It’s the summer of 1962, middle of the Cold War, and the O’Brien family has moved off-grid to the Mojave Desert in Southern California. After all, the desert has to be a safer place to raise a family than the crime-ridden city, and there they can build a new future. But evil also stalks dusty desert roads, and eight-year-old Nonni finds herself harboring a terrible secret: Only she can identify the predator who has been terrorizing the community. And he knows where she lives.
Back in 1962, eight-year-old Nonni lives with her family off the grid in the Californian desert. She’s living a happy, carefree life until a stranger approaches her and her little sister. For the next several months, she lives in terror that this man will make due on his promise to hurt her family.
I don’t read crime fiction often, but this one had a compelling plot. It’s told in the point-of-view of Nonni, her sister Tessa, their parents, and their grandmother. The characters’ tension and stress drove the story, as well as the mystery of when the bad guy was going to strike next.

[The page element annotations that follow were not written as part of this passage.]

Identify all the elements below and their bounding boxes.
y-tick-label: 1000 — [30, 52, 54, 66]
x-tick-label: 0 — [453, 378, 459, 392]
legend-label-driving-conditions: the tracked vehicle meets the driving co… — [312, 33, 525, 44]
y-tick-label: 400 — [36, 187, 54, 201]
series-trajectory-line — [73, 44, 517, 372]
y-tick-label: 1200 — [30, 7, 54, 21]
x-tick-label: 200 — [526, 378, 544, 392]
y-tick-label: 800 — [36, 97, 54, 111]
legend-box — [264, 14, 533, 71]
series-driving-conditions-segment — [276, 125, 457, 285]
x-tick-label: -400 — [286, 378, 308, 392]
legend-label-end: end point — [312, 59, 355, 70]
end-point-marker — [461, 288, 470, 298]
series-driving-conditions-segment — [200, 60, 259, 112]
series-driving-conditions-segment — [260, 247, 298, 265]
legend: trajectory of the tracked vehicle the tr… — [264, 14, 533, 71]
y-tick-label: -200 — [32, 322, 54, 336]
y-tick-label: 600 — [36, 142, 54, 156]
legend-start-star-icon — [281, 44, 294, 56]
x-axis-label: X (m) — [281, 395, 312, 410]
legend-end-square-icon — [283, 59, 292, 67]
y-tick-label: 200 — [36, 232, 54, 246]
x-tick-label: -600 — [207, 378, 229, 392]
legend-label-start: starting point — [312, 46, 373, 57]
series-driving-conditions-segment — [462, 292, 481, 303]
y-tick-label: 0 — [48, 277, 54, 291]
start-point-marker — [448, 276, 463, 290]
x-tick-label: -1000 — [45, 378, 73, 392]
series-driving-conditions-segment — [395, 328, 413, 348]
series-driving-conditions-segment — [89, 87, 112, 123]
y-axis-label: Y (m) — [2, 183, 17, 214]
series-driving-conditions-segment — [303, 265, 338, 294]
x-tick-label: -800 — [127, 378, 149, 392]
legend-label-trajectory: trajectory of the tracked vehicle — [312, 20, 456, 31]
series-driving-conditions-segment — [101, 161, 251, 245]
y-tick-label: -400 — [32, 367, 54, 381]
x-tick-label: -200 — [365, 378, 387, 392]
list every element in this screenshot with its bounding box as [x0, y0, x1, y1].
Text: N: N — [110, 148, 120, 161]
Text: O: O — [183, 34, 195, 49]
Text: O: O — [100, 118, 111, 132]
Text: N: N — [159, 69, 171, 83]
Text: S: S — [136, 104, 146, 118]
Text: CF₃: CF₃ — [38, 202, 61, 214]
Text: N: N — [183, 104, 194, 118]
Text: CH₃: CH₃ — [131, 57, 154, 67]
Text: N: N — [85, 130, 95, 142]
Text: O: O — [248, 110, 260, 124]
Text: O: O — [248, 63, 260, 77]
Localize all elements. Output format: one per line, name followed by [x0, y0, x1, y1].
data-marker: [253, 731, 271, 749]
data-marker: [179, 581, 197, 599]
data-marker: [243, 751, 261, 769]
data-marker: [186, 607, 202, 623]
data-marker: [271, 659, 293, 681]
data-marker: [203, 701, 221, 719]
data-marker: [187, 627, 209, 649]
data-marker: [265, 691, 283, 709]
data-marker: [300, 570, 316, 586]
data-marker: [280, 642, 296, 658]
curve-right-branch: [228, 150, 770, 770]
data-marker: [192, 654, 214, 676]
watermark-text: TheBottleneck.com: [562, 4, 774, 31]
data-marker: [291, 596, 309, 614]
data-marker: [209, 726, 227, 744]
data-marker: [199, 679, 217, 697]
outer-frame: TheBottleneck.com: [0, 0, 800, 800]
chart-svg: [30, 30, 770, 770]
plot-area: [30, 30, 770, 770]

Ms. Brashear did an amazing job of creating each character’s voice. The children sounded like kids and the adults each had their own personality, too. She did a great job of upping the tension and putting the characters at odds with one another. Her descriptions of the scenery were so vivid I could easily picture them in my head, and though I hate to say this, the pacing was slow at times. There are some unanswered questions about the villain, but none affected the plot.
Anyway, Gunnysack Hell offers a compelling mystery with an ensemble of fascinating characters sure to entertain for an evening.